Впрочем, как говорил Ганнибал Лектер, люди не всегда говорят то, что думают, и я где-то слышал, что эмоции, написанные на наших лицах, далеко не всегда удается скрыть. Так и на этот раз. Одноножка, как мысленно окрестил ее Паша, вмиг распознала на лице своего двуногого сожителя смесь удивления и отвращения – тот коктейль, пригубить который он явно был не готов.

Так, начало их знакомству и сожительству было положено не самое подходящее. Я вот, например, пытаясь представить, как бы это было, окажись я на месте Павла, так и вижу, как глаза соседки вновь наполняются грустной отрешенностью, теряя интерес к вошедшему, чтобы не было больно.

Простое слово «привет» Павел проговаривал сперва с улыбкой радости и восхищения, а затем уныния и разочарования:

– При-вет, – сказал он, обрушив на паркет ворох своих вещей.

– Привет. Меня зовут Кристина, – бросила она новому соседу и повернулась к монитору, чтобы ненароком не расплакаться.

– Меня Павел. Очень приятно.

– Я вижу, – холодно, почти безучастно ответила девушка и уткнулась в компьютер.

– И все? – спросил молодой человек, не понимая, что происходит и как ему быть дальше.
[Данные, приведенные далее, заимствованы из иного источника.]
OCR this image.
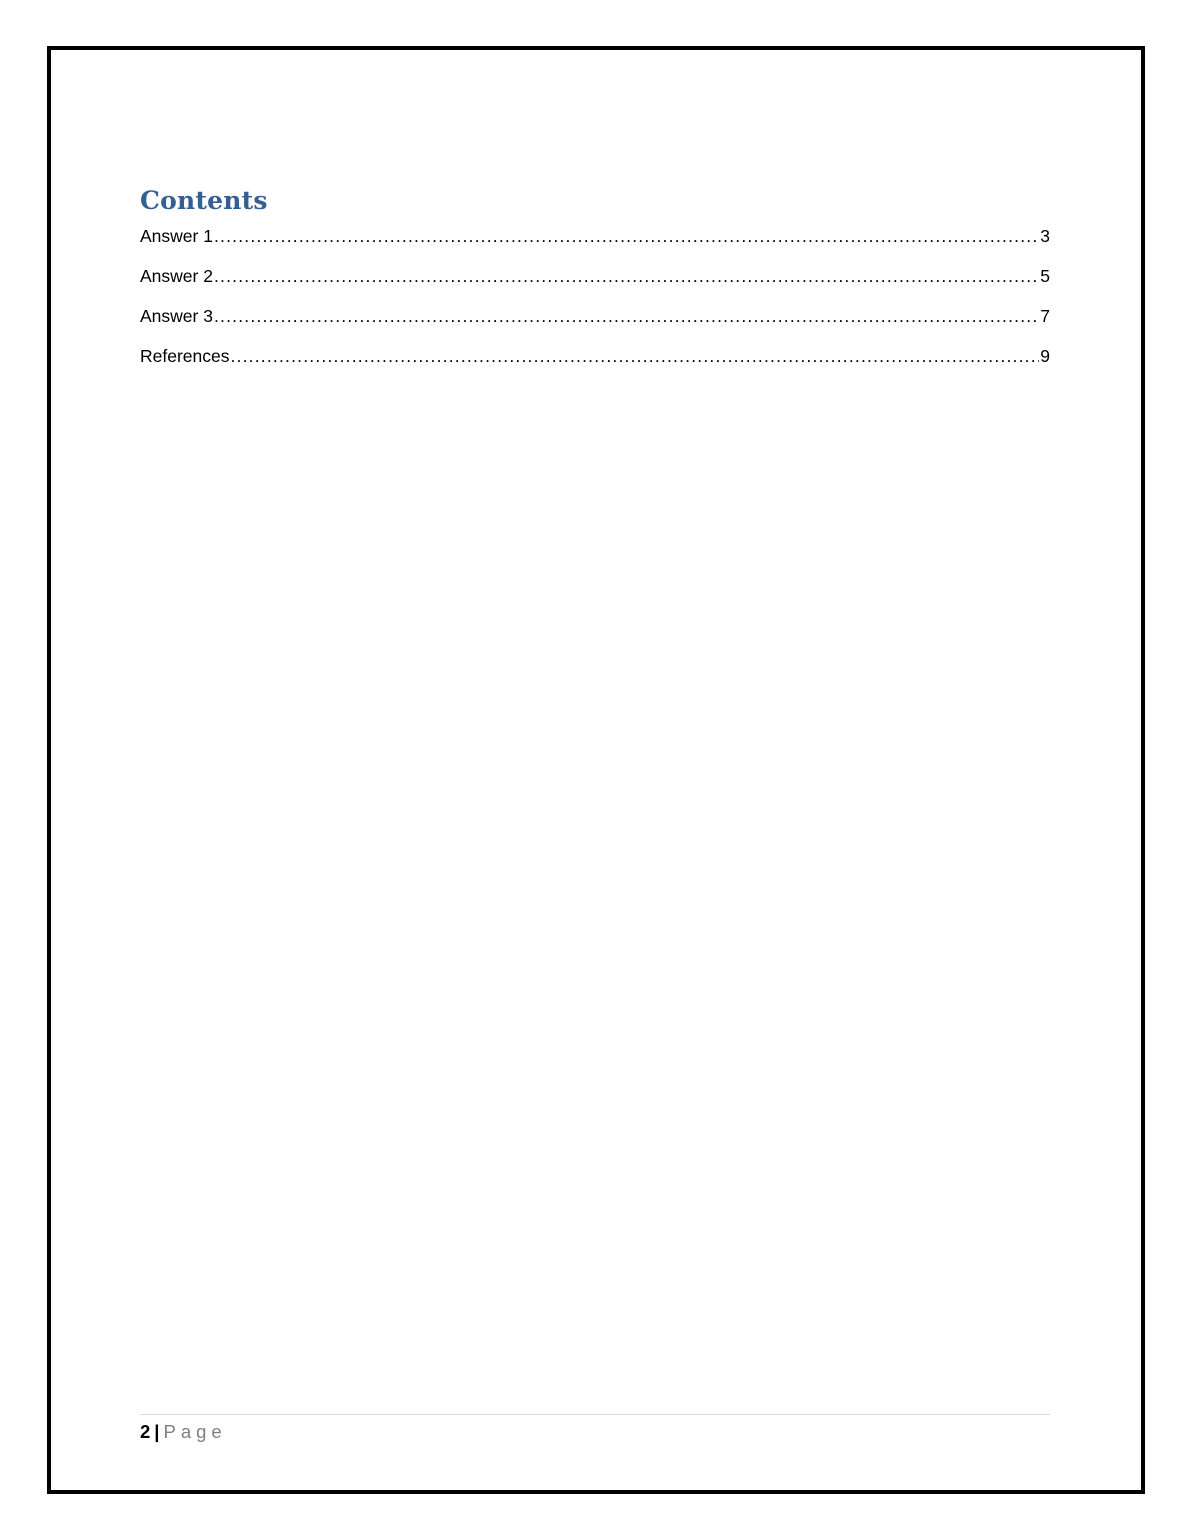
Contents
Answer 1 .....	3
Answer 2 .....	5
Answer 3 .....	7
References .....	9
2 | Page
Кристина проигнорировала вопрос, и он, недовольно бормоча, начал раскладывать свои вещи туда, где находил для них место: два пакета с бельем в покосившийся, будто старое дерево, шкаф. Сумку с консервами, посудой и прочим – под столик (не тот, за которым сидела Кристина, а другой, поменьше). Минутой позже его кожаная косуха была брошена на стул, глядя на который можно было подумать, будто он ровесник этому дому; а вторая и последняя сумка были поставлены на шкаф.

– Вот как-то так. Надеюсь, не развалится, – сказал Паша нарочито непринужденно, стесняясь признаться себе, что чувствовал себя неловко перед Одноножкой.

«А ведь не прошло и десяти минут. Ох как же я удивлюсь, если мы продержимся вместе как соседи хотя бы пару месяцев», – думал он с улыбкой, как после кислого лимона.

– Чаю хотите? – Кристина закрыла крышку своего компа, оборвав нежный голос Ольги Пулатовой на середине песни.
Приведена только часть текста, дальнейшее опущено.